Consistent with its new position on private adoption, the Klein government has withdrawn from the case. But the Alberta Federation of Women United for Families (AFWUF) has asked the Calgary Court of Queen’s Bench for status as an amicus curiae–a friend of the court–that will argue on behalf of the current legislation.

Gary Courtney, lawyer of the lesbians trying to change the law, accused AFWUF of using tax dollars to fund their agenda–an accusation that was immediately echoed by the media. “We’re obviously rather frustrated,” he told the Edmonton Journal on April 22, “that a group that’s on the right-wing edge of Alberta society could roar in and pick up the flag for the government who had already basically thrown in the towel.

AFWUF lawyer Gerald Chipeur dismisses Mr. Courtney’s accusations. “An amicus is traditionally funded by the court,” he emphasizes. Furthermore, an amicus does not argue in favour of a political agenda–right-wing or otherwise–but simply questions whether the law is constitutional. “Our role,” he says, “is to ensure that both sides of the argument are voiced.”

Mr. Klein appears to prefer a one-sided argument. On April 22, he told reporters that the government is responding to Albertans’ moral support for gay private adoptions. “What we’re doing is a reflection of their opinions,” he said moments before the caucus meeting that approved Mr. Oberg’s plan. But public opinion hardly matters to Mr. Klein. “I don’t think there’ll be too much reaction because we’ve already made the decision and we’ve made it a matter of policy,” he said.

In fact, the government’s own polls show anything but overwhelming support among Albertans for the gay agenda. According to the 1998 Alberta Justice Issues Research report, only 48% of the approximately 1,000 people surveyed agree that Alberta laws should treat gay Albertans the same in terms of marriage, adoptions and foster parenting. Fifty-eight percent still believe that a “family” consists of a heterosexual couple or a single parent with children. Only 42% subscribe to the notion that any pair or group will suffice.

Even among Mr. Klein’s Conservative supporters, 45% stated that the government should take a strong legal stand against homosexual adoption, foster parenting and marriages. Forty-four percent of those polled stated that the government should not obey the Supreme Court if it mandated gay marriage or adoption.

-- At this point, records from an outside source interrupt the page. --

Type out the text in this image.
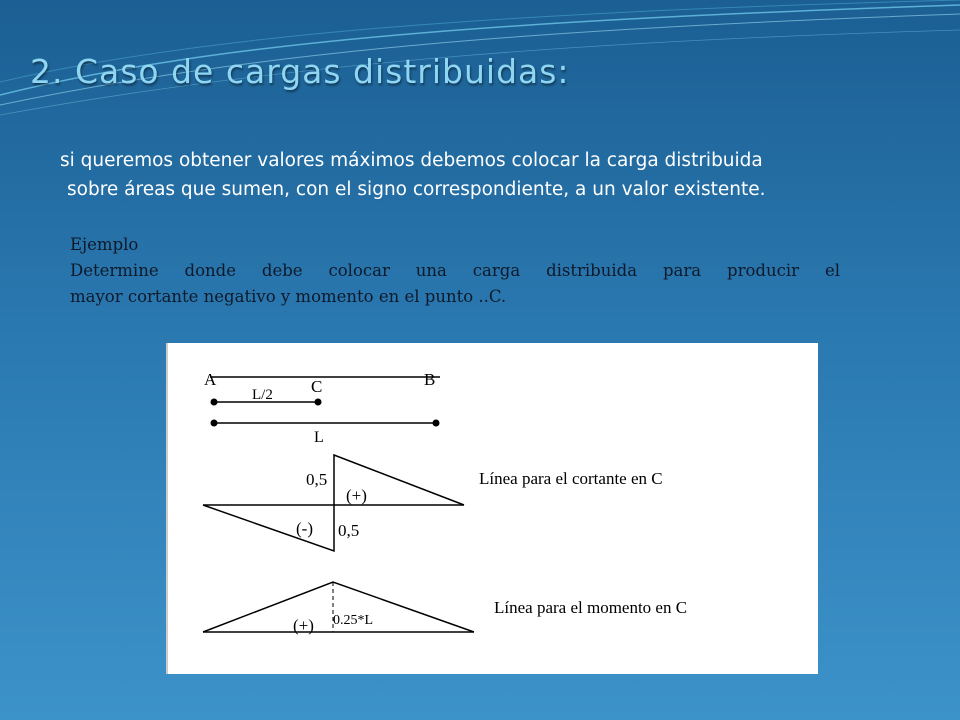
2. Caso de cargas distribuidas:

si queremos obtener valores máximos debemos colocar la carga distribuida
sobre áreas que sumen, con el signo correspondiente, a un valor existente.

Ejemplo
Determine donde debe colocar una carga distribuida para producir el
mayor cortante negativo y momento en el punto ..C.
A	C	B
L/2
L
0,5
(+)
(-) 0,5
Línea para el cortante en C
0.25*L
(+)
Línea para el momento en C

The few studies that do exist indicate that children raised by homosexual couples are impacted by their environment. According to the Family Research Institute, an organization affiliated with British Columbia’s Trinity Western University, 8.9% of children raised in gay households will become gay themselves, compared to only 2.4% of children from heterosexual households. And 29% of children raised by at least one homosexual parent reported having an incestuous relationship with their parent, compared to less than one percent of children raised by heterosexuals.

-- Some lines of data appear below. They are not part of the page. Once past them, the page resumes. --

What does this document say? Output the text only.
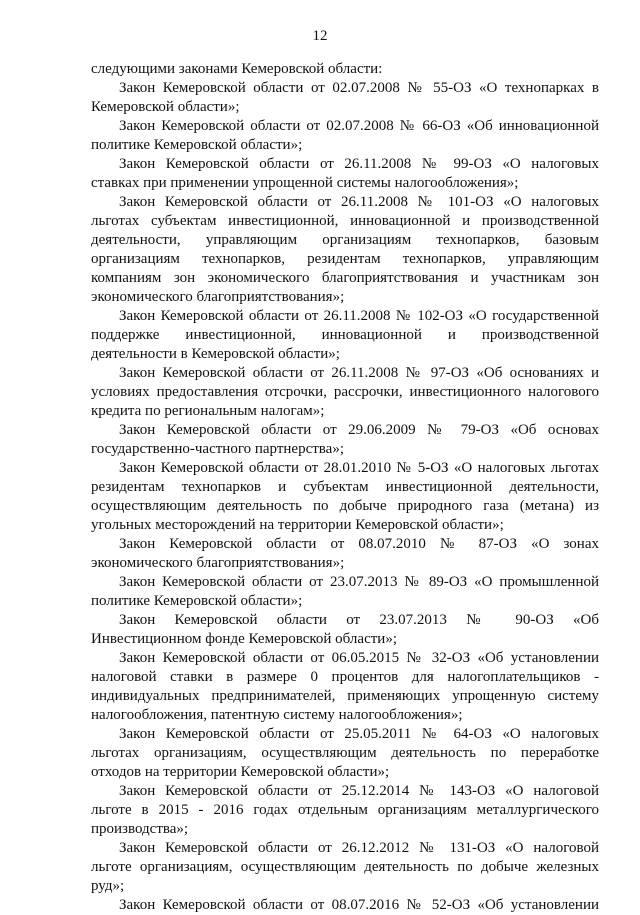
12
следующими законами Кемеровской области:
Закон Кемеровской области от 02.07.2008 № 55-ОЗ «О технопарках в
Кемеровской области»;
Закон Кемеровской области от 02.07.2008 № 66-ОЗ «Об инновационной
политике Кемеровской области»;
Закон Кемеровской области от 26.11.2008 № 99-ОЗ «О налоговых
ставках при применении упрощенной системы налогообложения»;
Закон Кемеровской области от 26.11.2008 № 101-ОЗ «О налоговых
льготах субъектам инвестиционной, инновационной и производственной
деятельности, управляющим организациям технопарков, базовым
организациям технопарков, резидентам технопарков, управляющим
компаниям зон экономического благоприятствования и участникам зон
экономического благоприятствования»;
Закон Кемеровской области от 26.11.2008 № 102-ОЗ «О государственной
поддержке инвестиционной, инновационной и производственной
деятельности в Кемеровской области»;
Закон Кемеровской области от 26.11.2008 № 97-ОЗ «Об основаниях и
условиях предоставления отсрочки, рассрочки, инвестиционного налогового
кредита по региональным налогам»;
Закон Кемеровской области от 29.06.2009 № 79-ОЗ «Об основах
государственно-частного партнерства»;
Закон Кемеровской области от 28.01.2010 № 5-ОЗ «О налоговых льготах
резидентам технопарков и субъектам инвестиционной деятельности,
осуществляющим деятельность по добыче природного газа (метана) из
угольных месторождений на территории Кемеровской области»;
Закон Кемеровской области от 08.07.2010 № 87-ОЗ «О зонах
экономического благоприятствования»;
Закон Кемеровской области от 23.07.2013 № 89-ОЗ «О промышленной
политике Кемеровской области»;
Закон Кемеровской области от 23.07.2013 № 90-ОЗ «Об
Инвестиционном фонде Кемеровской области»;
Закон Кемеровской области от 06.05.2015 № 32-ОЗ «Об установлении
налоговой ставки в размере 0 процентов для налогоплательщиков -
индивидуальных предпринимателей, применяющих упрощенную систему
налогообложения, патентную систему налогообложения»;
Закон Кемеровской области от 25.05.2011 № 64-ОЗ «О налоговых
льготах организациям, осуществляющим деятельность по переработке
отходов на территории Кемеровской области»;
Закон Кемеровской области от 25.12.2014 № 143-ОЗ «О налоговой
льготе в 2015 - 2016 годах отдельным организациям металлургического
производства»;
Закон Кемеровской области от 26.12.2012 № 131-ОЗ «О налоговой
льготе организациям, осуществляющим деятельность по добыче железных
руд»;
Закон Кемеровской области от 08.07.2016 № 52-ОЗ «Об установлении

AFWUF president Hermina Dykxhoorn says the two cases in Calgary may not appear threatening to the public because the lesbian couples involved have been in long-term relationships, making those opposed to the adoption seem heartless. But Mrs. Dykxhoorn fears that if these women are successful, many other children will lose their right to have a mother and a father. “In the snap of a finger, everything may change,” she says. “If the government thinks gay activists will stop at private adoption, it’s very blind. No amount of giving in will satisfy their agenda.